Nurses and patients know that nursing care makes a difference. During a session at the 42nd Annual Congress in Denver, CO, David Rice, PhD, RN, NP, director of professional practice and education at the City of Hope National Medical Center, encouraged nurses to take strides to prove it by using benchmarks and data.

Rice defined a benchmark as “a standard, or a set of standards, used as a point of reference for evaluating performance or level of quality. Benchmarks may be drawn from a firm’s own experience, from the experience of other firms in the industry, or from legal requirements.”

“We use benchmarks in every aspect of our industry,” he said. “How do we use them to demonstrate the benefit of nursing? How do we demonstrate the value of the care we provide?”

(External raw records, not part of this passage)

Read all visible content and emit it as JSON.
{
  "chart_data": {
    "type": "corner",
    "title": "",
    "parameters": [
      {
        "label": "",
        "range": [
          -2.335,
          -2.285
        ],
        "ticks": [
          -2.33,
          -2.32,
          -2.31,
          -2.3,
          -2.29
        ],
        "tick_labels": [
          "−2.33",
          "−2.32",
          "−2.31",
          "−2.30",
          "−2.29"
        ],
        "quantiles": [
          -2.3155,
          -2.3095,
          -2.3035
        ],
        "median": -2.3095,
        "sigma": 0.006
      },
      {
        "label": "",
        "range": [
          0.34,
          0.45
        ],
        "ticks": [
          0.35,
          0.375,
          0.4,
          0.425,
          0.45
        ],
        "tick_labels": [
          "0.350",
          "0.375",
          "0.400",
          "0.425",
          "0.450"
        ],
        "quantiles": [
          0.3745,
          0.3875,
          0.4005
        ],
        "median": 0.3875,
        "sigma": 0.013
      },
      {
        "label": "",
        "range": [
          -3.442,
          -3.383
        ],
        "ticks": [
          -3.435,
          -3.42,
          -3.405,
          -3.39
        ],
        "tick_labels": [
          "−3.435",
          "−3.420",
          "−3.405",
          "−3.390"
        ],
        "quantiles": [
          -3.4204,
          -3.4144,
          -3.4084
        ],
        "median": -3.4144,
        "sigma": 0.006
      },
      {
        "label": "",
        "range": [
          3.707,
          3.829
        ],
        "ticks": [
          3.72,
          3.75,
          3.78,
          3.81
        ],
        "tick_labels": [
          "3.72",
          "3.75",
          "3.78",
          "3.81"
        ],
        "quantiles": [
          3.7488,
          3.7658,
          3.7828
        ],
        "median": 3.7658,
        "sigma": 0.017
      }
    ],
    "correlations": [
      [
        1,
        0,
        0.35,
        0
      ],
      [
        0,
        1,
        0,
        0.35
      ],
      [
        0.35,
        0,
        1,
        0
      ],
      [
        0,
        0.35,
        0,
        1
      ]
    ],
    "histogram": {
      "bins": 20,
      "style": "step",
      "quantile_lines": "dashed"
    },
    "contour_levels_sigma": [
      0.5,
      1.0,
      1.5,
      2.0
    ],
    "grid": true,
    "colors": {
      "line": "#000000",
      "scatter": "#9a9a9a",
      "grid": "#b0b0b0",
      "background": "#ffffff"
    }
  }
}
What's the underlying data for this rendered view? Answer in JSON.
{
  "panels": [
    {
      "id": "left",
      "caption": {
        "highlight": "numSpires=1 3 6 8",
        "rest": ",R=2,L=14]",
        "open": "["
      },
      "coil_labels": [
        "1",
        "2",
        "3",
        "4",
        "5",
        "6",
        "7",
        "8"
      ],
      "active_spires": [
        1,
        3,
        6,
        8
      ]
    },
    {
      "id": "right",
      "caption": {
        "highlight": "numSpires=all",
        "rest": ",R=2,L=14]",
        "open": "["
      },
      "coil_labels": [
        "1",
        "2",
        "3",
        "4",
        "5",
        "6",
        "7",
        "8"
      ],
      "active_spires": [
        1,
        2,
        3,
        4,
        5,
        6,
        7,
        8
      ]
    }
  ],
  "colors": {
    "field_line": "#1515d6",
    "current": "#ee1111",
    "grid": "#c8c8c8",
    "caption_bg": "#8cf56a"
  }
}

With benchmarking, nurses can improve their performance and patient outcomes by “continually identifying, understanding, and adapting outstanding practices and processes found inside and outside the organization,” Rice said.

He suggested the Agency for Healthcare Research and Quality’s six domains of healthcare quality as broad areas where nurses can focus and make measurable differences:

  • Safe: Avoiding harm to patients from the care that is intended to help them
  • Effective: Providing services based on scientific knowledge to all who could benefit and refraining from providing services to those not likely to benefit
  • Patient-centered: Providing care that is respectful of and responsive to individual patient preferences, needs, and values and ensuring that patient values guide all clinical decisions
  • Timely: Reducing waits and sometimes harmful delays for those who receive and those who give care
  • Efficient: Avoiding waste (e.g., equipment, supplies, ideas, energy)
  • Equitable: Providing care that does not vary in quality because of personal characteristics, such as gender, ethnicity, geographic location, and socioeconomic status.

Regarding equitable care, Rice reviewed specific patient subpopulations for whom nurses can make a particular impact. He stressed the importance of being mindful of diversity, in not only the visible ways people are diverse (e.g., age, gender, gender expression, race, class, physical ability), but also invisible factors (e.g., ethnicity or national origin, gender identity, politics, religion, relationship status, employment status, personal habits, communication style, educational background, work experience, socioeconomic status).

He especially encouraged nurses to impact the care of patients who do not have health insurance; those living in poverty; the lesbian, gay, bisexual, and transgender population who have multiple high-risk factors, including tobacco and alcohol use, eating disorders, psychological distress, poverty, medical debt, higher cancer risks, and lower screening rates; and patients in the South and Appalachia areas of the United States, areas that have the highest mortality rates, are lowest-ranked in overall health care, and reduce or restrict the advanced practice nurse role.

Throughout the presentation, Rice offered very specific examples of nursing-sensitive indicators, or areas where oncology nurses can demonstrate the impact and value of the care they provide:

  • Central line–associated bloodstream infections
  • Hospital-acquired pressure injury
  • Falls and injury
  • Catheter-associated urinary tract infection
  • Ventilator-associated events
  • Sepsis
  • Pain
  • Preventable hospital readmission
  • Vesicant chemotherapy extravasation
  • End-of-life metrics.

Rice quoted Kristen Swanson, creator of the Swanson Theory of Caring and Healing: “When ‘doing for’ is done well, it often goes unnoticed.” But Rice encouraged the audience start benchmarking what they can to continue to measure and demonstrate the value of nursing. “You impact the care quality and safety of patients with cancer in measurable and immeasurable ways,” he said. “Be compassionate. Be self-, patient-, and population-aware. Be data driven.”